Upper Tribunal Clarifies Definition of Self-Contained Flat in HMO Classification Under Housing Act 2004

Citation: [2024] UKUT 17 (LC)
Judgment on


In the case of James Barker v Chantelle Kiran Shokar ([2024] UKUT 17 (LC)), the Upper Tribunal (Lands Chamber) revisits the intricacies surrounding the classification of a property as a House in Multiple Occupation (HMO) and the criteria for a self-contained flat. The case addresses the statutory interpretation of the Housing Act 2004 and the duty of the First-tier Tribunal (FTT) to provide adequate reasoning in its decisions.

Key Facts

The appellant, Mr. Barker, owned a “large rambling London townhouse” where he lived with his mother and rented out four rooms. During a relevant 12-month period, the respondent, Ms. Shokar, rented a room and later claimed a rent repayment order on the basis that the property was an unlicensed HMO.

The tribunal had to decide whether the ground floor room occupied by Mr. Barker and his mother constituted a self-contained flat excluding it from the HMO definition, and if the number of occupants qualified the property as an HMO requiring licensing.

The central legal provisions examined in this appeal are found in the Housing Act 2004. Specifically, the case revolves around the interpretation of:

  • Section 254(2), the “standard test” for defining an HMO.
  • Section 254(8), which defines a “self-contained flat”.
  • Section 55(2), which details the applicability of HMO licensing requirements.
  • Section 72, pertaining to offences related to managing an unlicensed HMO.

The case citation referenced within the analysis, Opara v Olasemo [2020] UKUT 96 (LC), deals with the inference about whether occupants use the property as their only or main residence for HMO classification.


The appeal succeeded on two grounds:

  1. Self-contained flat criterion: The FTT’s decision relating to the Ground Floor Room as not being a self-contained flat was set aside. The Upper Tribunal found that the FTT failed to apply the statutory definition from section 254(8) of the Housing Act 2004, which resulted in the erroneous conclusion that the Ground Floor Room was not a self-contained flat. Upper Tribunal Judge Elizabeth Cooke substituted the decision, establishing the Ground Floor Room indeed met the definition of a self-contained flat.

  2. Adequacy of reasons: The FTT did not provide sufficient reasoning for its calculation of the number of occupants using the building as their only or main residence, as required by section 254(2)(c). Due to the lack of evidence and unchallenged testimony from Mr. Barker that some of the occupants stayed briefly and did not use their rooms as their main residence, the tribunal was in error. The original decision was set aside on this basis as well.

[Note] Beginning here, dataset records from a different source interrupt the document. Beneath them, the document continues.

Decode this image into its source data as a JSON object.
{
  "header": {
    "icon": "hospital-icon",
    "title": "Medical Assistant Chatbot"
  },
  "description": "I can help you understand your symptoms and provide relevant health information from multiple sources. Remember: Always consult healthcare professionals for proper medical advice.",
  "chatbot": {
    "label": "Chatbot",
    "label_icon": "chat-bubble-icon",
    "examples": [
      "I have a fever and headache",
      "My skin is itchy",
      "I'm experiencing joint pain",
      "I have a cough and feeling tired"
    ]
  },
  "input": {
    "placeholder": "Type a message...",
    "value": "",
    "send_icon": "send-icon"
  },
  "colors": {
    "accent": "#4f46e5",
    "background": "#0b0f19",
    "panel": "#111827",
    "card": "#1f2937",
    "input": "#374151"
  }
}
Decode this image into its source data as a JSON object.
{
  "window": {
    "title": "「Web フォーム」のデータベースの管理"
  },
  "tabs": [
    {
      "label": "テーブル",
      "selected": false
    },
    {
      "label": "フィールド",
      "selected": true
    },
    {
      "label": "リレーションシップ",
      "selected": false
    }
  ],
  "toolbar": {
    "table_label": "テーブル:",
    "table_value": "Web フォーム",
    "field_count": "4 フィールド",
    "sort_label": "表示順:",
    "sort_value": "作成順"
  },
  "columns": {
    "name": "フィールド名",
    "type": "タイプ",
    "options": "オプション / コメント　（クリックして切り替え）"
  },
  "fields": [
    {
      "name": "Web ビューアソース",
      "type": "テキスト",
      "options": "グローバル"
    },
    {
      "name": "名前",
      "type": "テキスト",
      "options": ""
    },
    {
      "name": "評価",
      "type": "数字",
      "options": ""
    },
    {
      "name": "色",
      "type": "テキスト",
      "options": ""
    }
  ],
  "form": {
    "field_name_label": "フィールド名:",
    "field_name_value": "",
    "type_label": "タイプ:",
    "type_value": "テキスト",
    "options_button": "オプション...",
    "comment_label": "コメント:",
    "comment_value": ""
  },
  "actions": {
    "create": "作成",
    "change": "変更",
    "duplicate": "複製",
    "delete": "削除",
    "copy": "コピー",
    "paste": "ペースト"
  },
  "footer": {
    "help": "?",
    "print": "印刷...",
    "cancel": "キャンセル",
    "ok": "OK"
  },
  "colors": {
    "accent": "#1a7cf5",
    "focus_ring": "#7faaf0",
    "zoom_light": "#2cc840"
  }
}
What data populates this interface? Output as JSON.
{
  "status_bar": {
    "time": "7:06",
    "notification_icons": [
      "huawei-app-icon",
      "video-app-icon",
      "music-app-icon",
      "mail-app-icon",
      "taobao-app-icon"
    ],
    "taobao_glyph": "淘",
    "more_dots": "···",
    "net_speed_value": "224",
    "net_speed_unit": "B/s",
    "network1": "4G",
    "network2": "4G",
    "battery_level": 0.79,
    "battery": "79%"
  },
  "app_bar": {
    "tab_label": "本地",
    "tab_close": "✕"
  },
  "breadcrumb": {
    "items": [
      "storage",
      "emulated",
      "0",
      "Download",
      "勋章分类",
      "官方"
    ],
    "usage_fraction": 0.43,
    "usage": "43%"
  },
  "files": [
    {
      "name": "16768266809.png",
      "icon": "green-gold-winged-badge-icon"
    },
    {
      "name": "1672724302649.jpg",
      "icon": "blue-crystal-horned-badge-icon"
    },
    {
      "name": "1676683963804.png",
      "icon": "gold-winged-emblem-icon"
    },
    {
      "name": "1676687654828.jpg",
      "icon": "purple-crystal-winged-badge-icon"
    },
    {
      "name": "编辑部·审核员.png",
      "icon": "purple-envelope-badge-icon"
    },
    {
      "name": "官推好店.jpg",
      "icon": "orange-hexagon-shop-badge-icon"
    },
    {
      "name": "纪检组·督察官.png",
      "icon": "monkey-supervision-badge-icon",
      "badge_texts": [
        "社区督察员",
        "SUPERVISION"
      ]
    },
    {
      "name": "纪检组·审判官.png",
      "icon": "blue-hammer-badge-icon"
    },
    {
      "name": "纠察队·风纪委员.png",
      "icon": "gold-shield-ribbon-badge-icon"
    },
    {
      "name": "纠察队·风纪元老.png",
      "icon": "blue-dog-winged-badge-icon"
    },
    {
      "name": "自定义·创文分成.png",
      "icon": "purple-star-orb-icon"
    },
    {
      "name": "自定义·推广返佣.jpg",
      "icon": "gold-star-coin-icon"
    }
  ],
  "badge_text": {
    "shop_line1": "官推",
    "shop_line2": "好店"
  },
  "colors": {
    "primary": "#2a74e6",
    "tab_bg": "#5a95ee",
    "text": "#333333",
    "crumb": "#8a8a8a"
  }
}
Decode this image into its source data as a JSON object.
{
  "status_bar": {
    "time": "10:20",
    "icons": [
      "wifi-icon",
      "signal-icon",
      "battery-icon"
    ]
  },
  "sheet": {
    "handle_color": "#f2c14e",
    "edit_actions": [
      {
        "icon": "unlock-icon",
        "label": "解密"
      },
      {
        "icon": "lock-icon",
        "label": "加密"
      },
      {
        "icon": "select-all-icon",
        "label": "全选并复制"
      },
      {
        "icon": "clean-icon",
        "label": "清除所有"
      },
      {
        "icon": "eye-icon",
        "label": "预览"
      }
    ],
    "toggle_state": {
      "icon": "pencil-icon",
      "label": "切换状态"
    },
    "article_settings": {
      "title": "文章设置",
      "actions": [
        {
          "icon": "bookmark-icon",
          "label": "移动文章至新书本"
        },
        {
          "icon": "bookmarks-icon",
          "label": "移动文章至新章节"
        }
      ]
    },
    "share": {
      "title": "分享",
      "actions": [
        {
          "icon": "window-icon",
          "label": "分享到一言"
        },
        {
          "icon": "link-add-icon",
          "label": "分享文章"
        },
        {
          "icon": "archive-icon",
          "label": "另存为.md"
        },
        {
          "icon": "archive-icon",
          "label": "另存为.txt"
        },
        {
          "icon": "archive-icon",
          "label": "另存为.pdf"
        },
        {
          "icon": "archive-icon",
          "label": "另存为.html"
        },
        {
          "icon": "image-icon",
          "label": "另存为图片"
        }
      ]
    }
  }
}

Consequently, the property at 14 Bassett Road did not meet the criteria of an HMO requiring a licence, and Mr. Barker had not committed any offence under the Housing Act 2004.


The Upper Tribunal’s decision in the case emphasizes the importance of the precise application of statutory definitions when adjudicating on property classifications under the Housing Act 2004. Moreover, the case underlines the FTT’s duty to furnish adequately reasoned decisions when determining the use of the residence of occupants for the classification of HMOs. The judgment serves as a reference for what constitutes a self-contained flat within a building and clarifies the number of occupants that affect the licensing requirements for an HMO. This case is a significant contribution to the evolving jurisprudence in the context of housing law, especially the intricacies revolving around HMO classifications and rent repayment orders.